Highlights of the Gala included a stand-up act by Comedian Rob Richardson and special presentations to honorees such as The Baltimore County
Corvette Club (BCCC),The Dale Talley Branch Foundation and The March Funeral Homes. Steve Parrish, member of BCCC, a.k.a ‘Secret Agent,’ his alter ego, won the Humanitarian award, in part, for combining the center’s needs with those of the Horseshoe Casino. “If I take my resource and your resource and their resources and put them all together, then we can do something big” says Parrish.
Humanitarian of the Year Award nominee, Nannette Suttle-Holmes, recognized the abundance of help that the Center receives throughout the year. “We have so many people that come and do great things.It always falls from heaven somewhere.” However, it was the personal story of how someone supported the Center that Executive Director Brooks shared which illustrated the impact of helping someone in need. She said a woman called on Christmas Eve stating ‘she didn’t have anything’ shortly before the Center was preparing to close. Brooks had nothing to offer her but eventually told her to call back. After a few phone calls, someone brought ‘Christmas trees’ and someone brought a ‘bicycle’ and then ‘a hat and gloves’ to the Center. Brooks says the woman had to make four trips to pick up all her gifts; and on the last trip said that ‘because of what you did, my children will have a Christmas.’ In hindsight, Brooks reveals, “I didn’t do anything special but it doesn’t take a lot of big things to help people.”

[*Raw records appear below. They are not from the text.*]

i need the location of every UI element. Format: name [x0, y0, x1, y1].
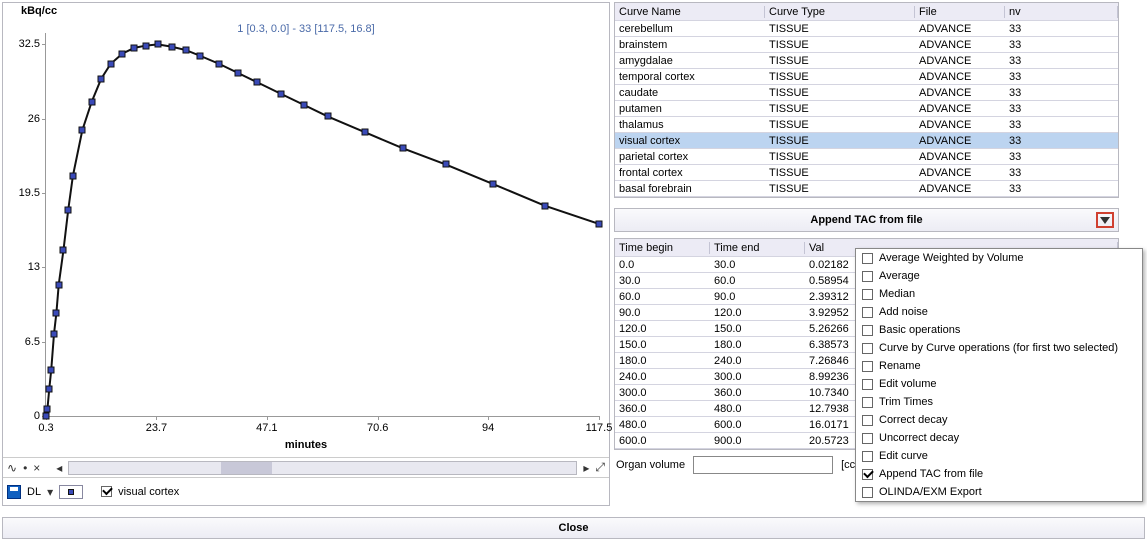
menu-checkbox[interactable] — [862, 325, 873, 336]
close-button[interactable]: Close — [2, 517, 1145, 539]
menu-item[interactable]: Edit volume — [856, 375, 1142, 393]
col-time-end[interactable]: Time end — [710, 242, 805, 254]
append-dropdown-icon[interactable] — [1096, 212, 1114, 228]
series-name: visual cortex — [118, 486, 179, 498]
menu-checkbox[interactable] — [862, 343, 873, 354]
menu-item[interactable]: Average — [856, 267, 1142, 285]
plot-area[interactable]: 06.51319.52632.50.323.747.170.694117.5 — [45, 33, 599, 417]
menu-item[interactable]: Edit curve — [856, 447, 1142, 465]
menu-item[interactable]: Median — [856, 285, 1142, 303]
table-row[interactable]: amygdalaeTISSUEADVANCE33 — [615, 53, 1118, 69]
col-nv[interactable]: nv — [1005, 6, 1118, 18]
menu-checkbox[interactable] — [862, 451, 873, 462]
scroll-left-icon[interactable]: ◂ — [56, 461, 62, 475]
menu-checkbox[interactable] — [862, 307, 873, 318]
menu-checkbox[interactable] — [862, 289, 873, 300]
organ-volume-label: Organ volume — [616, 459, 685, 471]
save-icon[interactable] — [7, 485, 21, 499]
plot-toolbar-2: DL ▾ visual cortex — [3, 477, 609, 505]
curves-table[interactable]: Curve Name Curve Type File nv cerebellum… — [614, 2, 1119, 198]
menu-checkbox[interactable] — [862, 379, 873, 390]
plot-toolbar-1: ∿ • × ◂ ▸ ⤢ — [3, 457, 609, 477]
x-axis-label: minutes — [3, 439, 609, 451]
menu-item[interactable]: Correct decay — [856, 411, 1142, 429]
col-time-begin[interactable]: Time begin — [615, 242, 710, 254]
menu-item[interactable]: Uncorrect decay — [856, 429, 1142, 447]
table-row[interactable]: brainstemTISSUEADVANCE33 — [615, 37, 1118, 53]
col-curve-type[interactable]: Curve Type — [765, 6, 915, 18]
dl-label: DL — [27, 486, 41, 498]
series-visible-checkbox[interactable] — [101, 486, 112, 497]
table-row[interactable]: visual cortexTISSUEADVANCE33 — [615, 133, 1118, 149]
series-symbol[interactable] — [59, 485, 83, 499]
table-row[interactable]: basal forebrainTISSUEADVANCE33 — [615, 181, 1118, 197]
menu-item[interactable]: Add noise — [856, 303, 1142, 321]
operations-menu: Average Weighted by VolumeAverageMedianA… — [855, 248, 1143, 502]
menu-checkbox[interactable] — [862, 487, 873, 498]
plot-panel: kBq/cc 1 [0.3, 0.0] - 33 [117.5, 16.8] 0… — [2, 2, 610, 506]
table-row[interactable]: temporal cortexTISSUEADVANCE33 — [615, 69, 1118, 85]
menu-checkbox[interactable] — [862, 397, 873, 408]
menu-item[interactable]: OLINDA/EXM Export — [856, 483, 1142, 501]
table-row[interactable]: caudateTISSUEADVANCE33 — [615, 85, 1118, 101]
line-style-icon[interactable]: ∿ — [7, 461, 17, 475]
menu-checkbox[interactable] — [862, 361, 873, 372]
menu-item[interactable]: Rename — [856, 357, 1142, 375]
menu-checkbox[interactable] — [862, 271, 873, 282]
menu-item[interactable]: Append TAC from file — [856, 465, 1142, 483]
organ-volume-input[interactable] — [693, 456, 833, 474]
menu-item[interactable]: Curve by Curve operations (for first two… — [856, 339, 1142, 357]
menu-item[interactable]: Trim Times — [856, 393, 1142, 411]
menu-checkbox[interactable] — [862, 415, 873, 426]
dl-dropdown-icon[interactable]: ▾ — [47, 485, 53, 499]
table-row[interactable]: cerebellumTISSUEADVANCE33 — [615, 21, 1118, 37]
append-tac-button[interactable]: Append TAC from file — [614, 208, 1119, 232]
horizontal-scrollbar[interactable] — [68, 461, 577, 475]
table-row[interactable]: thalamusTISSUEADVANCE33 — [615, 117, 1118, 133]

Championing the spirit of Bea Gaddy
Other entities that made this event possible were Celestial Catering, who prepared a sumptuous roasted herb chicken and rice pilaf dinner, and P.L.A.N.S. Management Events Company, which coordinated the decorations and table settings for the extravagant Gala. Anita Riley, Founder and Events Coordinator of P.L.A.N.S. felt she ‘should be paying it forward’ and that the feeling of help yields its own reward which was contagious in the room among the Gala attendees.
As the event came to a close, everyone danced with Brooks and several planning committee members to the wobble song and were treated to a slice of pound cake. John Harris, a member of the planning committee, felt it was ‘satisfying’ that the nominees ‘are doing great things and [that] they should be recognized.’ According to Suttle-Holmes, if Bea Gaddy was alive today, she would say, “Get up and do something. Get up and help. Get up and feed.”
The Bea Gaddy Family Center is located on 425 N. Chester Street, Baltimore, Maryland 21231.